At the time of air scrubbing, the entire hollow fiber membrane was lifted by about 1 mm, and a state was observed in which the entire hollow fiber membrane swayed without meandering as bubbles rose. simultaneous
In the loop, a small roll (up and down direction in FIG. 1B)
Was also observed. In addition, most of the bubbles that had entered the perforated cylinder reached the uppermost part without protruding from the hole in the middle. Almost the entire hollow fiber membrane whose surface became black due to the adhesion of the activated carbon, except for the loop portion and the vicinity of the convergence fixing portion, was nearly white due to the air scraping.

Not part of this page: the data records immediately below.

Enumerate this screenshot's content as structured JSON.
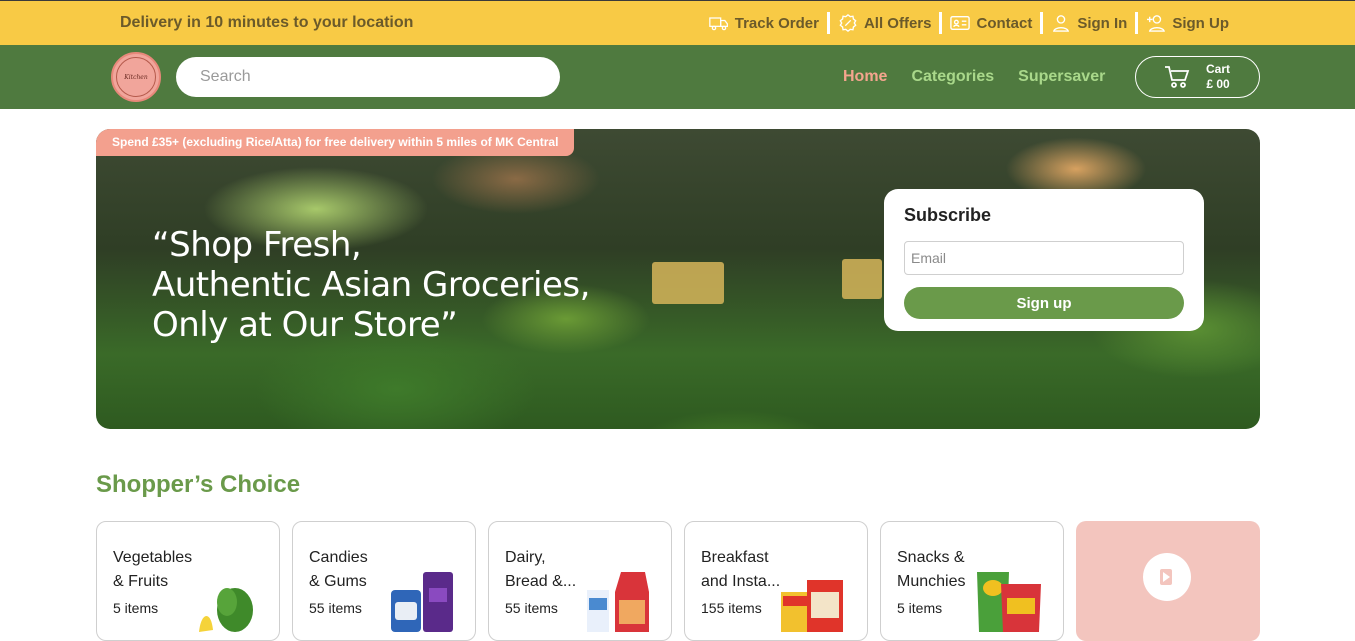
{
  "topbar": {
    "delivery_text": "Delivery in 10 minutes to your location",
    "links": [
      {
        "label": "Track Order",
        "icon": "truck-icon"
      },
      {
        "label": "All Offers",
        "icon": "offer-badge-icon"
      },
      {
        "label": "Contact",
        "icon": "contact-card-icon"
      },
      {
        "label": "Sign In",
        "icon": "user-icon"
      },
      {
        "label": "Sign Up",
        "icon": "user-plus-icon"
      }
    ],
    "color": "#f8ca45"
  },
  "nav": {
    "logo_text": "Kitchen",
    "search_placeholder": "Search",
    "links": {
      "home": "Home",
      "categories": "Categories",
      "supersaver": "Supersaver"
    },
    "cart": {
      "label": "Cart",
      "amount": "£ 00"
    },
    "color": "#4f7a3f"
  },
  "hero": {
    "banner": "Spend £35+ (excluding Rice/Atta) for free delivery within 5 miles of MK Central",
    "quote_line1": "“Shop Fresh,",
    "quote_line2": "Authentic Asian Groceries,",
    "quote_line3": "Only at Our Store”",
    "subscribe": {
      "title": "Subscribe",
      "email_placeholder": "Email",
      "button": "Sign up"
    }
  },
  "shoppers_choice": {
    "title": "Shopper’s Choice",
    "cards": [
      {
        "line1": "Vegetables",
        "line2": "& Fruits",
        "count": "5 items"
      },
      {
        "line1": "Candies",
        "line2": "& Gums",
        "count": "55 items"
      },
      {
        "line1": "Dairy,",
        "line2": "Bread &...",
        "count": "55 items"
      },
      {
        "line1": "Breakfast",
        "line2": "and Insta...",
        "count": "155 items"
      },
      {
        "line1": "Snacks &",
        "line2": "Munchies",
        "count": "5 items"
      }
    ]
  }
}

The filtration pressure gradually increased as shown in FIG. 5, and reached 100 KPa after 260 hours of the total filtration time.

Claims (3)

[Claims] 1. A hollow fiber membrane type cartridge filter in which the open ends of a large number of hollow fiber membranes folded in a loop over a support member are fixed at one place together with the cylindrical storage container thereof by the following formula: A hollow fiber membrane-type cartridge filter, wherein the defined slack rate R of the hollow fiber membrane is 0 to 0.4% and the filling rate F defined by the formula is 20 to 45%. R = (L ₁ −L ₂ ) / L ₂ F = Nd ² / D ² where L ₁ is the distance from the fixed end of the hollow fiber membrane in contact with the support member in the tensioned state to the top of the support member,
L ₂ represents the distance from the fixed end of the hollow fiber membrane in use until the top portion of the support member, d, the outer diameter of D and each hollow fiber membrane, the inner diameter of the container of the hollow fiber membrane, N is the loop 2 shows twice the number of folded hollow fiber membranes. 2. The hollow fiber membrane type cartridge filter according to claim 1, wherein the storage container for the hollow fiber membrane is a perforated cylinder. 3. The hollow fiber membrane type cartridge filter according to claim 1, wherein the support member is made of an elastic material.